Brett deals with this situation in a way that Haas describes as "the strongest version of Brett that we've seen." She'll see a lot of growth this season and continue to be the impressive medic she's become.  


Chicago PD 

Last season of Chicago PD ended on a particularly devastating note for Hank Voight (Jason Beghe), who had to watch the death of the undercover informant he had been watching over after a lengthy showdown. She lost faith in him when he didn't tell her the full truth, and it got her killed. Now, Voight reeling from that loss — for which he blames himself — and it's causing issues with the rest of the team. That includes Jay (Jesse Lee Soffer), who is going to be written out of the show at some point during the season. While we don't yet know how he will leave the series, we know it's going to be heartbreaking for both the fans and the rest of the PD squad, and we also know they'll have to find a way to go on without him. 

Losing Jay: Soffer's exit is not just a show losing a character, or Voight losing Jay. "I'm worried about Jason without having Jesse," Beghe says. "I've always said that we're one organism, so it's kind of like an amputation for all of us. It will be a difficult adjustment, and I think all of us, probably Upton the most, have to cope with this void. It's not easy, and it will be a difficult thing for all the characters and for all the actors." 

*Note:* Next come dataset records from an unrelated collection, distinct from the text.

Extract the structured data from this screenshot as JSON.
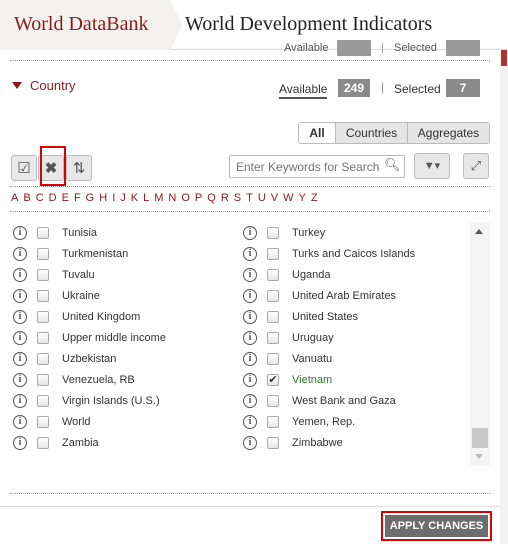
{
  "header": {
    "brand": "World DataBank",
    "title": "World Development Indicators"
  },
  "previous_section": {
    "available_label": "Available",
    "selected_label": "Selected"
  },
  "country": {
    "title": "Country",
    "available_label": "Available",
    "available_count": "249",
    "selected_label": "Selected",
    "selected_count": "7"
  },
  "filters": [
    "All",
    "Countries",
    "Aggregates"
  ],
  "search": {
    "placeholder": "Enter Keywords for Search"
  },
  "alphabet": [
    "A",
    "B",
    "C",
    "D",
    "E",
    "F",
    "G",
    "H",
    "I",
    "J",
    "K",
    "L",
    "M",
    "N",
    "O",
    "P",
    "Q",
    "R",
    "S",
    "T",
    "U",
    "V",
    "W",
    "Y",
    "Z"
  ],
  "list_left": [
    {
      "name": "Tunisia",
      "checked": false
    },
    {
      "name": "Turkmenistan",
      "checked": false
    },
    {
      "name": "Tuvalu",
      "checked": false
    },
    {
      "name": "Ukraine",
      "checked": false
    },
    {
      "name": "United Kingdom",
      "checked": false
    },
    {
      "name": "Upper middle income",
      "checked": false
    },
    {
      "name": "Uzbekistan",
      "checked": false
    },
    {
      "name": "Venezuela, RB",
      "checked": false
    },
    {
      "name": "Virgin Islands (U.S.)",
      "checked": false
    },
    {
      "name": "World",
      "checked": false
    },
    {
      "name": "Zambia",
      "checked": false
    }
  ],
  "list_right": [
    {
      "name": "Turkey",
      "checked": false
    },
    {
      "name": "Turks and Caicos Islands",
      "checked": false
    },
    {
      "name": "Uganda",
      "checked": false
    },
    {
      "name": "United Arab Emirates",
      "checked": false
    },
    {
      "name": "United States",
      "checked": false
    },
    {
      "name": "Uruguay",
      "checked": false
    },
    {
      "name": "Vanuatu",
      "checked": false
    },
    {
      "name": "Vietnam",
      "checked": true
    },
    {
      "name": "West Bank and Gaza",
      "checked": false
    },
    {
      "name": "Yemen, Rep.",
      "checked": false
    },
    {
      "name": "Zimbabwe",
      "checked": false
    }
  ],
  "footer": {
    "apply_label": "APPLY CHANGES"
  },
  "colors": {
    "brand": "#8b1a1a",
    "selected_item": "#2a7a2a",
    "highlight": "#dd0000"
  },
  "icons": [
    "select-all-icon",
    "clear-selection-icon",
    "sort-icon",
    "search-icon",
    "filter-icon",
    "expand-icon",
    "info-icon",
    "checkbox-icon"
  ]
}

Marina Squerciati, who plays Kim Burgess, says the loss will affect her as an actor more than her character. "It's not terrible for my character, because it's kind of an internet joke that we don't really talk. But like, huge as an actor," she says. "And as a friend. I have shed so many tears. Jesse is so wonderful in so many ways…and the unit will suffer for sure. But also, we have new voices and new dynamics that will ultimately change the unit. And like any job, any relationship, things end, and it'll be interesting and different." 

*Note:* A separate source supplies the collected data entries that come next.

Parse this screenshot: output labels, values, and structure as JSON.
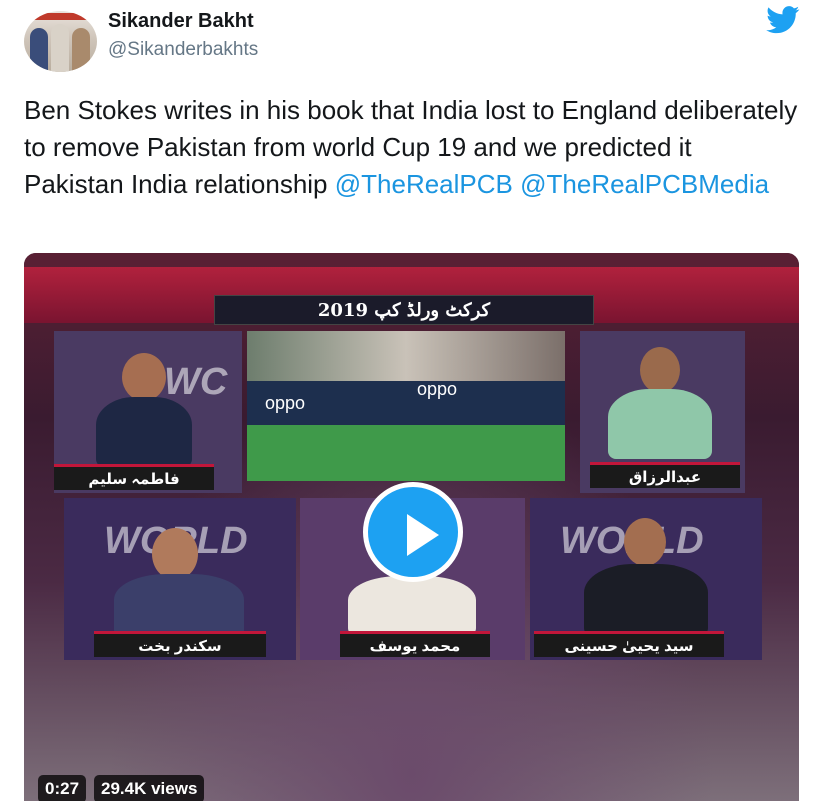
{
  "author": {
    "name": "Sikander Bakht",
    "handle": "@Sikanderbakhts"
  },
  "tweet": {
    "text": "Ben Stokes writes in his book that India lost to England deliberately to remove Pakistan from world Cup 19 and we predicted it   Pakistan India relationship ",
    "mentions": [
      "@TheRealPCB",
      "@TheRealPCBMedia"
    ]
  },
  "video": {
    "title": "کرکٹ ورلڈ کپ 2019",
    "captions": {
      "top_left": "فاطمہ سلیم",
      "top_right": "عبدالرزاق",
      "bottom_left": "سکندر بخت",
      "bottom_middle": "محمد یوسف",
      "bottom_right": "سید یحییٰ حسینی"
    },
    "duration": "0:27",
    "views": "29.4K views"
  },
  "colors": {
    "link": "#1b95e0",
    "twitter_blue": "#1da1f2",
    "handle_gray": "#657786"
  }
}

Voight's Emotional Journey: After what happened to Anna (Carmela Zumbado), Voight is more determined than ever to take down anyone and everyone related to Los Temidos, but he's also got to acknowledge that the death really affected him, and is affecting his work. 

"What's interesting is that Voight has been somewhat unemotional, unless you include fury. I think what's happening as the character matures and develops is he's becoming more vulnerable," Beghe says. "I think it's somewhat surprising to him to be so deeply affected, but it's still not a place he's comfortable. He's broken and lost, and he feels like he's lost control. And that's not his comfort zone, so he's finding ways to affect a sense of control, and these kinds of coping mechanisms only work to some degree…It's creating a problem. He's not doing his job as well or as responsibly." 

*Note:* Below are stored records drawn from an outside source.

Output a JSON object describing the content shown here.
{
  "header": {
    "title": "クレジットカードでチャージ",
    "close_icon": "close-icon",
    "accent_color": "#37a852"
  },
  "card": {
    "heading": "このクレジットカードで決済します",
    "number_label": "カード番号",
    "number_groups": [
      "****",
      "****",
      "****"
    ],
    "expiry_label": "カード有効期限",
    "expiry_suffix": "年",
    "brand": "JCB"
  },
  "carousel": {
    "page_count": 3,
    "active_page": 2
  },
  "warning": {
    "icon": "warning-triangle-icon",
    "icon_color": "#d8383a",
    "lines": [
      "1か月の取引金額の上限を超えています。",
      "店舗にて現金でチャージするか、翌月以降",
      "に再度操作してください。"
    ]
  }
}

Burgess and Ruzek: PD's most enduring will they/won't they couple continues to won't, and Squerciati says the ball is in Burgess' court. 

"Ruzek has sort of had this outstretched hand for so long, and how long can you have it there, being continually smacked away, before you withdraw?" she says. "I think this season is going to be exploring why Burgess is doing that and if she'll be able to step up. I think in the second episode, you'll get some resolution on will Burgess step up, or will she take the final step back?"